STAT+: Pharmalittle: We’re reading about FDA probing deaths after Sarepta treatment, a Regeneron plan for charities, and more
The FDA is investigating two deaths in non-ambulatory Duchenne muscular dystrophy patients who received a Sarepta gene therapy
Hello, everyone, and how are you today? We are doing just fine, thank you, especially since the middle of the week is already upon us. After all, we have made it this far — despite the impressively high temperatures — so we have decided to hang on for another couple of days. And why not? Given the likely alternatives, this seems to be a reasonable decision. To make the time fly, we are firing up the trusted coffee kettle and brewing another cup of stimulation. Our choice today is pistachio creme, which occupies a prominent spot in our pantry. But now, the time has come to get cracking. Here are a few items of interest to help you get started. We hope you have a lovely day, and do keep in touch. Feedback, tips, and suggestions are always welcome. …
The U.S. Food and Drug Administration is investigating reports of two deaths due to acute liver failure in non-ambulatory Duchenne muscular dystrophy patients after receiving a Sarepta Therapeutics gene therapy called Elevidys, Reuters notes. Earlier this month, Sarepta reported a second death in a patient who had received its gene therapy, which raised concerns about the safety and future demand for the treatment. The patients who died were a 16-year-old, weighing 154 pounds, and a 15-year-old, weighing 110 pounds. Both boys were non-ambulatory and their deaths occurred within 90 days after treatment, the company told analysts last week in an investor call. The two patients showed signs of acute liver failure and were hospitalized less than two months after treatment with Elevidys, according to the FDA, which added that it is evaluating the need for further regulatory action. The U.S. prescribing information for Elevidys warns of acute liver injury but does not mention liver failure or death. Elevidys, approved by the FDA in 2024 for ambulatory Duchenne muscular dystrophy patients aged 4 and older, is the only gene therapy available for the disease.

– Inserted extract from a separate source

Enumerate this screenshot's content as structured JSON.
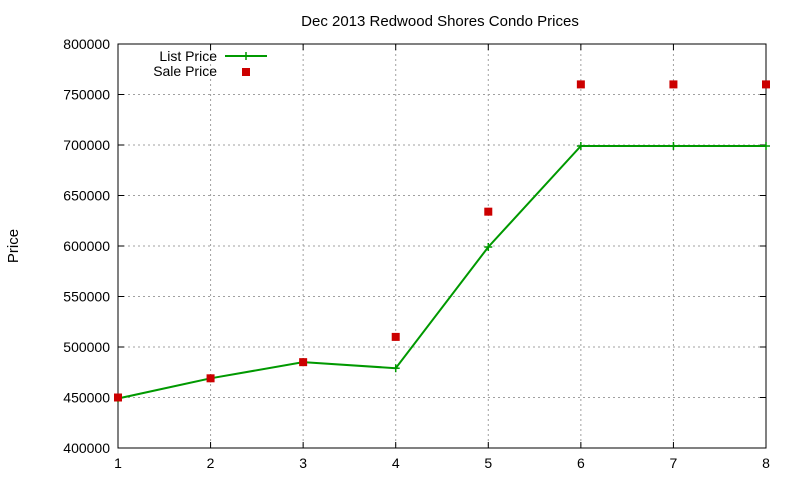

In a bid to rework the controversial relationship between drugmakers and patient charities, Regeneron Pharmaceuticals has announced a new program in which it will match up to $200 million in donations this year to a leading foundation called Good Days, STAT explains. The move comes after Regeneron several months ago slashed its funding to the charity, an unexpected step that appeared largely designed to blunt the use of eye medicines sold by rivals, but one that has reduced patient access and, in turn, sparked concern among investors and physicians. Indeed, that decision has slowed the company’s revenue growth and has prompted some ophthalmologists to complain their patients have been losing access to needed treatments. The development reflects the competitive calculus of the multibillion-dollar market for expensive eye medicines that threatens to get increasingly crowded, especially now that a biosimilar version of a Regeneron drug is available. The Regeneron move also appears rooted in ongoing challenges that drugmakers face when bankrolling charities in ways that have drawn scrutiny from U.S. government officials.